Um ataque com drone atribuído às Forças Armadas do Sudão (SAF), em quarta-feira, 25 de dezembro, matou pelo menos 11 cristãos que seguiam para celebrações de Natal no estado de Kordofan do Sul, no Sudão. No mesmo episódio, ao menos 18 pessoas ficaram gravemente feridas, de acordo com um advogado cristão da região.
O grupo se dirigia à Igreja Episcopal do Sudão, em Julud, na área de Biyam Jald, na manhã de quarta-feira, 25 de dezembro, disse o advogado ao Morning Star News, sob pedido de anonimato. “O prédio da igreja não foi atingido, mas uma congregação que marchava em procissão em direção à igreja foi alvejada”.
O Movimento Popular de Libertação do Sudão-Norte (SPLM-Norte), que se uniu às Forças de Apoio Rápido (RSF) na luta contra as SAF, e a Aliança da Fundação informaram 12 civis mortos e 19 feridos no ataque na área de Biyam Jald, em Kordofan do Sul, segundo registro publicado pelo Sudan Tribune. A área é controlada pelo SPLM-Norte.
“O drone teve como alvo civis que estavam celebrando o Natal”, informou o SPLM.
Um ataque anterior com drones em sexta-feira, 29 de novembro, contra um centro médico na área de Kumi, em Kordofan do Sul, deixou 12 mortos e 19 feridos, incluindo crianças e mulheres.
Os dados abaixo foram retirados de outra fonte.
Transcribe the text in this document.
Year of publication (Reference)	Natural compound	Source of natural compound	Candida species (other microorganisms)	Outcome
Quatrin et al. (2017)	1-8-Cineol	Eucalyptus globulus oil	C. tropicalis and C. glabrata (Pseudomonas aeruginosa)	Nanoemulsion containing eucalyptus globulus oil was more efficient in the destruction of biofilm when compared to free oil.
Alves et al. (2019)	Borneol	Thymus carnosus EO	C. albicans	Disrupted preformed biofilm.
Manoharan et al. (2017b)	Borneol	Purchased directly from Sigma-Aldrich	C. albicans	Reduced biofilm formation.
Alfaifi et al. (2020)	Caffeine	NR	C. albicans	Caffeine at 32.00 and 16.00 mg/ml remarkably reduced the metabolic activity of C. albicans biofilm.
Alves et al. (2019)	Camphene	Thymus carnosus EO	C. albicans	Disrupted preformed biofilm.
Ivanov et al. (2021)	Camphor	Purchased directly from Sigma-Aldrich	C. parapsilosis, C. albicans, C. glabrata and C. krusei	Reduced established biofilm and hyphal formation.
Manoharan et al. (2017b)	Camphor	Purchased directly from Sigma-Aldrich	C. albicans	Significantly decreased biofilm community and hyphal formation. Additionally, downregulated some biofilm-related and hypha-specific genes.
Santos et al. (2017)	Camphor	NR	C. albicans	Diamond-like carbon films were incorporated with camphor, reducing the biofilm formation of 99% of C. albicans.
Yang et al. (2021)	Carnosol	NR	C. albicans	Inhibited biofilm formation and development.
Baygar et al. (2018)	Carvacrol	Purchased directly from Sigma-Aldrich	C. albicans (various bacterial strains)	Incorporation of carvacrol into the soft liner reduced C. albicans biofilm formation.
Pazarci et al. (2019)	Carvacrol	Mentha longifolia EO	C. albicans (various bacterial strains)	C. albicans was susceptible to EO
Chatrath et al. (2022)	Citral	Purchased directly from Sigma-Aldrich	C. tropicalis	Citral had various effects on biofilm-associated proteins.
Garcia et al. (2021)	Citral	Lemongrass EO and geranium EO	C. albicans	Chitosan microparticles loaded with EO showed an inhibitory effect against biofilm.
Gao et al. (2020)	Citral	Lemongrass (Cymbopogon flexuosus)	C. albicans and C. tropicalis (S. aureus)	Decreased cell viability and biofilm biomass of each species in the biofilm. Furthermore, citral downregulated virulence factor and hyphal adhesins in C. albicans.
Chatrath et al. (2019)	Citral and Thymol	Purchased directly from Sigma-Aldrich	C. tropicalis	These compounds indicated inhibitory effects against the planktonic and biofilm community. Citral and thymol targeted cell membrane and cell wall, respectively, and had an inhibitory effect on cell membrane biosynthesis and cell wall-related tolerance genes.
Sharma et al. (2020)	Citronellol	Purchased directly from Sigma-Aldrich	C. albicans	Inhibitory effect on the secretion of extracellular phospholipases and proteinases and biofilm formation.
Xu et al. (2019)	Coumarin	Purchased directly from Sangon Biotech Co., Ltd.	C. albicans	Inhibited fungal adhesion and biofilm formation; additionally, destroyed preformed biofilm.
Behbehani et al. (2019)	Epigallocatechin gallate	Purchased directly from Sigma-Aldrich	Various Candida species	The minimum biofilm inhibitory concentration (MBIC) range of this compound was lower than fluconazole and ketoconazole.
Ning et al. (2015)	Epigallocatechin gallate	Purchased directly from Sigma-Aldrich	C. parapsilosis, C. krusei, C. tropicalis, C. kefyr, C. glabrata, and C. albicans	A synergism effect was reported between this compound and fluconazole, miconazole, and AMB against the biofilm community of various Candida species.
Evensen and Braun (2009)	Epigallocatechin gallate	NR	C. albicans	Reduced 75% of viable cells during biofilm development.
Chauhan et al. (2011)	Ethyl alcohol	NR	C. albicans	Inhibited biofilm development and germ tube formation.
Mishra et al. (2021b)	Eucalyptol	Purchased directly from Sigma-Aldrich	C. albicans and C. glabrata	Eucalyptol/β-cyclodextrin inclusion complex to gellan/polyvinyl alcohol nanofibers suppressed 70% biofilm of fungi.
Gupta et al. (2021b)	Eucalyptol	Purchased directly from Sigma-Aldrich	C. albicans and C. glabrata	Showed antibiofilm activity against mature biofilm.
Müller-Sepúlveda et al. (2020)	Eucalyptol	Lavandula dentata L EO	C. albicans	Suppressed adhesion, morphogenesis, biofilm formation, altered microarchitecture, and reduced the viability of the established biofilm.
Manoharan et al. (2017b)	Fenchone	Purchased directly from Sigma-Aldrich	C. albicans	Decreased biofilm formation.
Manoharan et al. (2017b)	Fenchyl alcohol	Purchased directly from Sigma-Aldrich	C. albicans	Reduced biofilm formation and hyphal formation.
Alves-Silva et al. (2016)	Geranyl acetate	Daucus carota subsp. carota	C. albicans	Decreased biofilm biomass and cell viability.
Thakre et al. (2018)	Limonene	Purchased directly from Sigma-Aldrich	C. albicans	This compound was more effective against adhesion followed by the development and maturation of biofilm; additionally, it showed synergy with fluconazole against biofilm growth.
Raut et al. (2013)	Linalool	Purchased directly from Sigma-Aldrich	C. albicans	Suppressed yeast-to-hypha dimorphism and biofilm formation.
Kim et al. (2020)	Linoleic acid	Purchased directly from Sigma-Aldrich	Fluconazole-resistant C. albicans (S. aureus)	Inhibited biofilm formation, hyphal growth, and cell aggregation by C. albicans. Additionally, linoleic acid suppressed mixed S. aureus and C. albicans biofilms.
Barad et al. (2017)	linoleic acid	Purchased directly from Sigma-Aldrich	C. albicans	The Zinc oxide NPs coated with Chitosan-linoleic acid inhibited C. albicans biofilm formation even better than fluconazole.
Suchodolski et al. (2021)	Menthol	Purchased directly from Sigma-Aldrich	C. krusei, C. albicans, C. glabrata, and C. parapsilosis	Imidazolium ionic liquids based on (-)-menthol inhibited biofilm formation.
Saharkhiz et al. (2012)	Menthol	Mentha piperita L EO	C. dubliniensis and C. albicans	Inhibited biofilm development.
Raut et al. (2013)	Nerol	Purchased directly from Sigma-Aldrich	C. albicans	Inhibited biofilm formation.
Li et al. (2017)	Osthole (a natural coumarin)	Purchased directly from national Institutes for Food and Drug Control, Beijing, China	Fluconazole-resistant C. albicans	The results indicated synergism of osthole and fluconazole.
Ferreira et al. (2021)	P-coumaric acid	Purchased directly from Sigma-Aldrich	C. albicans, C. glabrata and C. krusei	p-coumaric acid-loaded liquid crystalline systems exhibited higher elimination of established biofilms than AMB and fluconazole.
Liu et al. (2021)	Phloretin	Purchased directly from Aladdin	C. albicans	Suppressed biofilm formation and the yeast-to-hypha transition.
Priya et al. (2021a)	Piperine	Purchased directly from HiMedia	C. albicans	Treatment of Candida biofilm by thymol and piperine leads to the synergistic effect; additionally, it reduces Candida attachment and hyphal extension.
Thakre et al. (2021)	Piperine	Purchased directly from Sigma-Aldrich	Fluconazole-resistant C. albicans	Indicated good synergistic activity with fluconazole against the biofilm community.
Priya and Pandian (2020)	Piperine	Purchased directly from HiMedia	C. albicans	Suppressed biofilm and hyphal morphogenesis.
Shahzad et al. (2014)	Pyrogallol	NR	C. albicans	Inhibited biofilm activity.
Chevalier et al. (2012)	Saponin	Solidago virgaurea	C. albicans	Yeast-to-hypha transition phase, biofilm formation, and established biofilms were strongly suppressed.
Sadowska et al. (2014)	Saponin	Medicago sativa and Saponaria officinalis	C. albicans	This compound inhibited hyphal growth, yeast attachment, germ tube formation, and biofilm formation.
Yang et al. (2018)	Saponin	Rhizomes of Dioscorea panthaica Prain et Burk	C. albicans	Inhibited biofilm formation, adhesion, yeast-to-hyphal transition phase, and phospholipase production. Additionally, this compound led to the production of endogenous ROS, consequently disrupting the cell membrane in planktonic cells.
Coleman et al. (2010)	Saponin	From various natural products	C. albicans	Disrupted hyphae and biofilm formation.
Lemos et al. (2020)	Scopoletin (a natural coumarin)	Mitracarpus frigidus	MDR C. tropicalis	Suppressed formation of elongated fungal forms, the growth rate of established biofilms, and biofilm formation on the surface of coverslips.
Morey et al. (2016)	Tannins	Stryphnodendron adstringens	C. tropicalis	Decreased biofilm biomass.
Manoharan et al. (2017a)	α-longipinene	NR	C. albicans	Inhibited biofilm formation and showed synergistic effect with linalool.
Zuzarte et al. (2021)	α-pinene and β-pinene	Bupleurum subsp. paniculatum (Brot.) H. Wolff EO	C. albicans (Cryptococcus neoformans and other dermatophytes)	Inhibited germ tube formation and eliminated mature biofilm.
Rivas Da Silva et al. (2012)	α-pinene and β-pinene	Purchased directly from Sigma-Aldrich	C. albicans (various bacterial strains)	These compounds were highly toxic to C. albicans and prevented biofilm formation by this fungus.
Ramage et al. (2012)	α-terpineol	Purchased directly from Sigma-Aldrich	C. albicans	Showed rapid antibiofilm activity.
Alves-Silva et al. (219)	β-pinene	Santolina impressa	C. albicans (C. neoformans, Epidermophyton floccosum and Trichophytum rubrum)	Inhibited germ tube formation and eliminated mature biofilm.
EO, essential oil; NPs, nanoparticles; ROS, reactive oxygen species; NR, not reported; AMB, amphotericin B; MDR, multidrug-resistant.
Em 5 de dezembro, outro ataque com drone teve como alvo a localidade de Ghadeer, em Kalogi, no mesmo estado, e matou mais de 10 crianças de 5 a 7 anos dentro de um jardim de infância, segundo o Fundo das Nações Unidas para a Infância (UNICEF).
A crise no Sudão se agravou com o início da guerra entre as RSF e as SAF, em abril de 2023. A organização Portas Abertas, no relatório Lista Mundial de Perseguição de 2025, registrou aumento de cristãos mortos, casos de violência sexual e ataques a casas e comércios de cristãos. “Cristãos de todas as origens estão presos no caos, sem poder fugir. Igrejas são bombardeadas, saqueadas e ocupadas pelos grupos em guerra”.
RSF e SAF, duas forças islâmicas, têm atuado para forçar cristãos a se deslocarem. Os grupos também são acusados de atacar os cristãos por, supostamente, apoiar combatentes do outro lado. O Joshua Project informa que o Sudão é 93% muçulmano, com adeptos de religiões étnicas tradicionais em 4,3% e cristãos em 2,3%.
O conflito entre RSF e SAF, que dividiram o poder após um golpe em segunda-feira, 25 de outubro de 2021, atingiu civis em Cartum e em outras regiões. O Alto Comissariado das Nações Unidas para os Direitos Humanos (ACNUR) aponta dezenas de milhares de mortos e mais de 12 milhões de pessoas deslocadas dentro e fora do país.
O general Abdelfattah al-Burhan e o então vice, Mohamed Hamdan Dagalo, líder das RSF, estavam no poder quando partidos civis aceitaram, em março de 2023, uma estrutura para restabelecer uma transição democrática no mês seguinte. A divergência sobre a reforma do setor militar impediu a aprovação final: Burhan defendeu a integração das RSF ao Exército em dois anos, enquanto Dagalo aceitava a integração em no mínimo 10 anos.
A Lista Mundial de Perseguição de 2025 colocou o Sudão em 5º lugar entre 50 países onde a lista aponta maior dificuldade para cristãos, após o país aparecer em 8º no ano anterior. O texto menciona que, após a queda de Omar al-Bashir, em abril de 2019, o governo de transição revogou normas associadas à sharia, proibiu a classificação de grupos religiosos como “infiel” e retirou dispositivos que tornavam a apostasia punível com a morte.
Após o golpe de 25 de outubro de 2021, cristãos relataram temores de retorno de medidas mais severas ligadas à lei islâmica, de acordo com o The Christian Post.
Em 2019, o Departamento de Estado dos Estados Unidos retirou o Sudão da lista de Países de Preocupação Especial (CPC), destinada a países que se envolvem em ou toleram “violações sistemáticas, contínuas e flagrantes da liberdade religiosa”. O Sudão havia sido designado como CPC de 1999 a 2018.